Takuboku ne nous cache rien de sa misère, de son désespoir, de ses hésitations, de sa quête incessante d’argent pour survivre, de ses bonheurs fugaces, de ses rapports au travail, à l’amitié, au sexe et à lui-même, de ses espoirs souvent déçus, de ses tribulations dans Tokyo, de ses difficultés à écrire dans des conditions matérielles pénibles, de ses tergiversations et de son incapacité à faire vivre sa famille dont il est séparé, de sa solitude, suppliant parfois les dieux de le faire mourir, tout en leur demandant avec humour d’attendre quelques instants, le temps d’aller « acheter un peu de pain ». Son autodérision est constamment à l’œuvre, et l’on se demande même si l’écriture n’est pas pour lui un moyen de se dénigrer.

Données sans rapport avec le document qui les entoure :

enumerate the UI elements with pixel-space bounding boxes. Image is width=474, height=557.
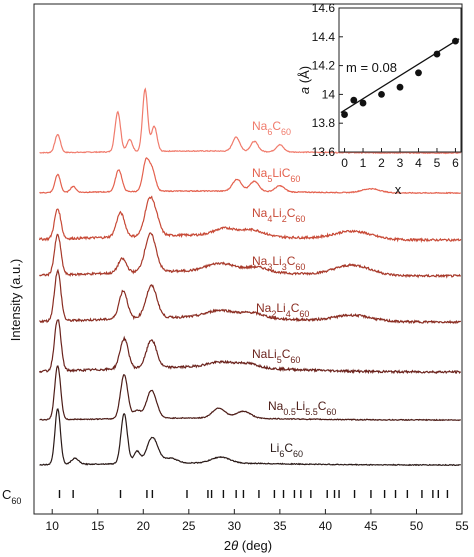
inset-x-tick-label: 1 [360,156,367,170]
series-label: NaLi5C60 [252,347,300,365]
lattice-parameter-inset: 0 1 2 3 4 5 6 13.6 13.8 14 14.2 14.4 14.6 m = 0.08 a… [297,1,462,197]
inset-x-tick-label: 3 [397,156,404,170]
inset-y-tick-label: 13.8 [312,116,336,130]
series-label: Na0.5Li5.5C60 [268,399,336,417]
series-label: Na5LiC60 [252,166,300,184]
main-y-axis-label: Intensity (a.u.) [8,259,23,341]
x-tick-label: 50 [410,519,424,533]
series-label: Li6C60 [270,441,303,459]
inset-x-tick-label: 0 [341,156,348,170]
inset-y-axis-label: a (Å) [297,66,312,94]
x-tick-label: 45 [364,519,378,533]
x-tick-label: 20 [137,519,151,533]
c60-reference-ticks [58,490,449,498]
xrd-series-line [39,268,462,325]
x-tick-label: 10 [46,519,60,533]
main-x-axis: 10 15 20 25 30 35 40 45 50 55 [46,509,469,533]
xrd-series-line [38,195,462,244]
inset-y-tick-label: 14.4 [312,30,336,44]
main-x-axis-label: 2θ (deg) [224,538,272,553]
series-label: Na4Li2C60 [252,206,305,224]
xrd-series-line [39,365,461,422]
inset-data-point [433,50,441,58]
inset-data-point [359,99,367,107]
inset-data-point [396,83,404,91]
linear-fit-line [340,38,460,114]
inset-data-point [415,69,422,77]
inset-y-tick-label: 14.6 [312,1,336,15]
x-tick-label: 25 [182,519,196,533]
xrd-main-chart: Na6C60 Na5LiC60 Na4Li2C60 Na3Li3C60 Na2Li4C6… [2,3,469,553]
inset-x-tick-label: 4 [415,156,422,170]
xrd-series-line [39,157,461,195]
inset-background [339,8,461,152]
xrd-series-line [38,319,461,375]
inset-y-tick-label: 14.2 [312,59,336,73]
inset-x-tick-label: 2 [378,156,385,170]
inset-y-tick-label: 14 [322,87,336,101]
series-labels: Na6C60 Na5LiC60 Na4Li2C60 Na3Li3C60 Na2Li4C6… [252,119,336,459]
inset-x-tick-label: 5 [434,156,441,170]
xrd-series-line [39,87,461,155]
x-tick-label: 15 [91,519,105,533]
x-tick-label: 30 [228,519,242,533]
series-label: Na6C60 [252,119,291,137]
c60-reference-label: C60 [2,487,21,506]
xrd-series-group [38,87,462,467]
x-tick-label: 40 [319,519,333,533]
inset-y-tick-label: 13.6 [312,145,336,159]
slope-annotation: m = 0.08 [346,60,397,75]
x-tick-label: 35 [273,519,287,533]
inset-x-axis-label: x [395,182,402,197]
series-label: Na3Li3C60 [252,254,305,272]
xrd-series-line [39,408,461,467]
inset-x-tick-label: 6 [452,156,459,170]
inset-data-point [341,111,348,118]
series-label: Na2Li4C60 [256,301,309,319]
inset-data-points [341,37,459,118]
x-tick-label: 55 [455,519,469,533]
inset-data-point [350,96,358,104]
inset-data-point [378,91,385,98]
inset-data-point [452,37,459,45]
main-plot-frame [33,3,463,515]
xrd-series-line [39,232,461,279]
inset-axes: 0 1 2 3 4 5 6 13.6 13.8 14 14.2 14.4 14.6 [312,1,459,170]
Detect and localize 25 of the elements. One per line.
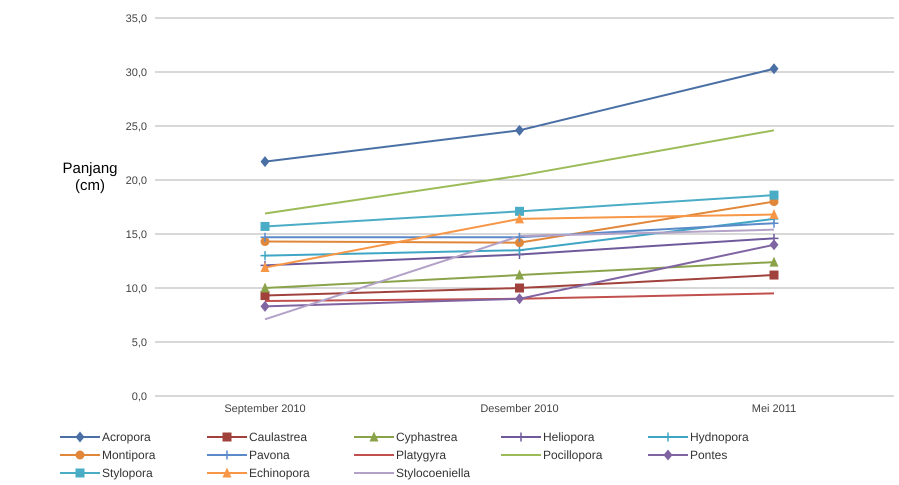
y-axis-title: Panjang (cm) bbox=[61, 160, 119, 194]
legend-label: Cyphastrea bbox=[396, 430, 458, 444]
legend-label: Pocillopora bbox=[543, 448, 602, 462]
y-tick-label: 5,0 bbox=[132, 336, 147, 349]
legend-label: Caulastrea bbox=[249, 430, 308, 444]
legend-label: Echinopora bbox=[249, 466, 310, 480]
y-tick-label: 10,0 bbox=[126, 282, 147, 295]
y-tick-label: 35,0 bbox=[126, 12, 147, 25]
x-tick-label: September 2010 bbox=[224, 402, 306, 415]
legend-label: Pavona bbox=[249, 448, 290, 462]
y-tick-label: 30,0 bbox=[126, 66, 147, 79]
legend-label: Stylocoeniella bbox=[396, 466, 470, 480]
y-tick-label: 15,0 bbox=[126, 228, 147, 241]
y-tick-label: 0,0 bbox=[132, 390, 147, 403]
legend-label: Acropora bbox=[102, 430, 151, 444]
legend-label: Pontes bbox=[690, 448, 728, 462]
x-tick-label: Mei 2011 bbox=[752, 402, 796, 415]
x-tick-label: Desember 2010 bbox=[480, 402, 559, 415]
legend-label: Heliopora bbox=[543, 430, 594, 444]
legend-label: Stylopora bbox=[102, 466, 153, 480]
y-tick-label: 25,0 bbox=[126, 120, 147, 133]
legend-label: Platygyra bbox=[396, 448, 446, 462]
legend-label: Hydnopora bbox=[690, 430, 749, 444]
legend-label: Montipora bbox=[102, 448, 156, 462]
y-tick-label: 20,0 bbox=[126, 174, 147, 187]
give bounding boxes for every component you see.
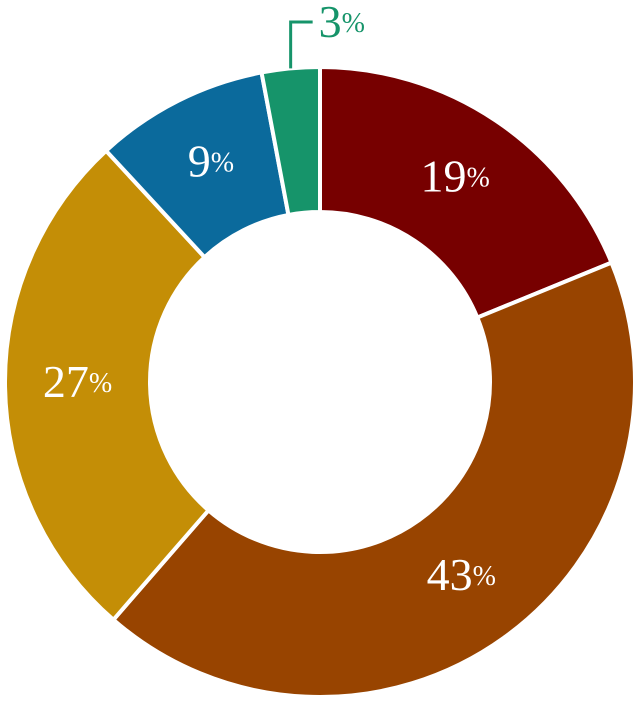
leader-line bbox=[289, 20, 313, 69]
donut-slice bbox=[110, 259, 637, 699]
value-label: 3% bbox=[319, 0, 365, 47]
value-label: 27% bbox=[43, 355, 112, 406]
value-label: 43% bbox=[427, 549, 496, 600]
value-label: 19% bbox=[420, 150, 489, 201]
donut-slice bbox=[3, 147, 212, 623]
donut-slice bbox=[259, 64, 322, 218]
value-label: 9% bbox=[188, 135, 234, 186]
donut-slice bbox=[318, 64, 615, 321]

Ishikawa Takuboku, Un printemps à Hongo. Journal en caractères latins

L’écrivain japonais Takuboku Ishikawa (1886–1912)

Ce n’est pas pourtant que l’écriture soit destructrice, au contraire. Paradoxalement, elle le régénère et, dans ce monde flottant où règne l’impermanence, elle lui donne des armes pour mieux affronter les petits riens de l’existence, sans s’encombrer de tabous. Souvent hésitant, il lui arrive de demander aux circonstances immédiates de prendre une décision à sa place, celle par exemple d’aller ou de ne pas aller au bureau – il était correcteur au Asahi Shimbun, l’un des grands quotidiens nationaux –, répondant ainsi à une sorte de fatalisme sans doute caractéristique de l’esprit japonais. On le sent ballotté au gré des événements sur lesquels il n’a aucune prise, ne sachant pas si c’est mieux d’être là ou ailleurs, d’écrire ou de ne pas écrire, d’exister ou de ne pas exister.

Malgré son jeune âge, Takuboku porte un regard d’une grande lucidité sur la littérature japonaise de son temps : « Les temps changent. Nous ne pouvons nier qu’au début le naturalisme était une philosophie à laquelle nous avons adhéré avec une grande ferveur. Mais nous avons vite fait de repérer des contradictions dans cette théorie. Et lorsque nous avons dépassé ces contradictions, nous nous sommes aperçus que l’épée qui était dans nos mains n’était plus celle du naturalisme. Du moins je ne pouvais plus me satisfaire du rôle de simple observateur. L’attitude de l’écrivain devant la vie ne doit pas être celle d’un spectateur, l’écrivain doit être un critique. Un homme qui détermine sa propre vie… »

Constamment, il s’interroge sur sa présence au monde. Là où Michel Leiris soulève un à un les masques dont il s’affuble par une étude approfondie de lui-même, Takuboku cherche, avec la même lucidité, à prendre conscience de son moi, mais toujours dans l’instant présent, passant d’un état d’être à un autre au fil de la journée. En quoi il est bel et bien un auteur de tankas, comme l’atteste d’ailleurs le plaisir qu’il a à évoquer la saison du printemps par les cerisiers en fleur, les feuilles du sureau ou le coassement des grenouilles.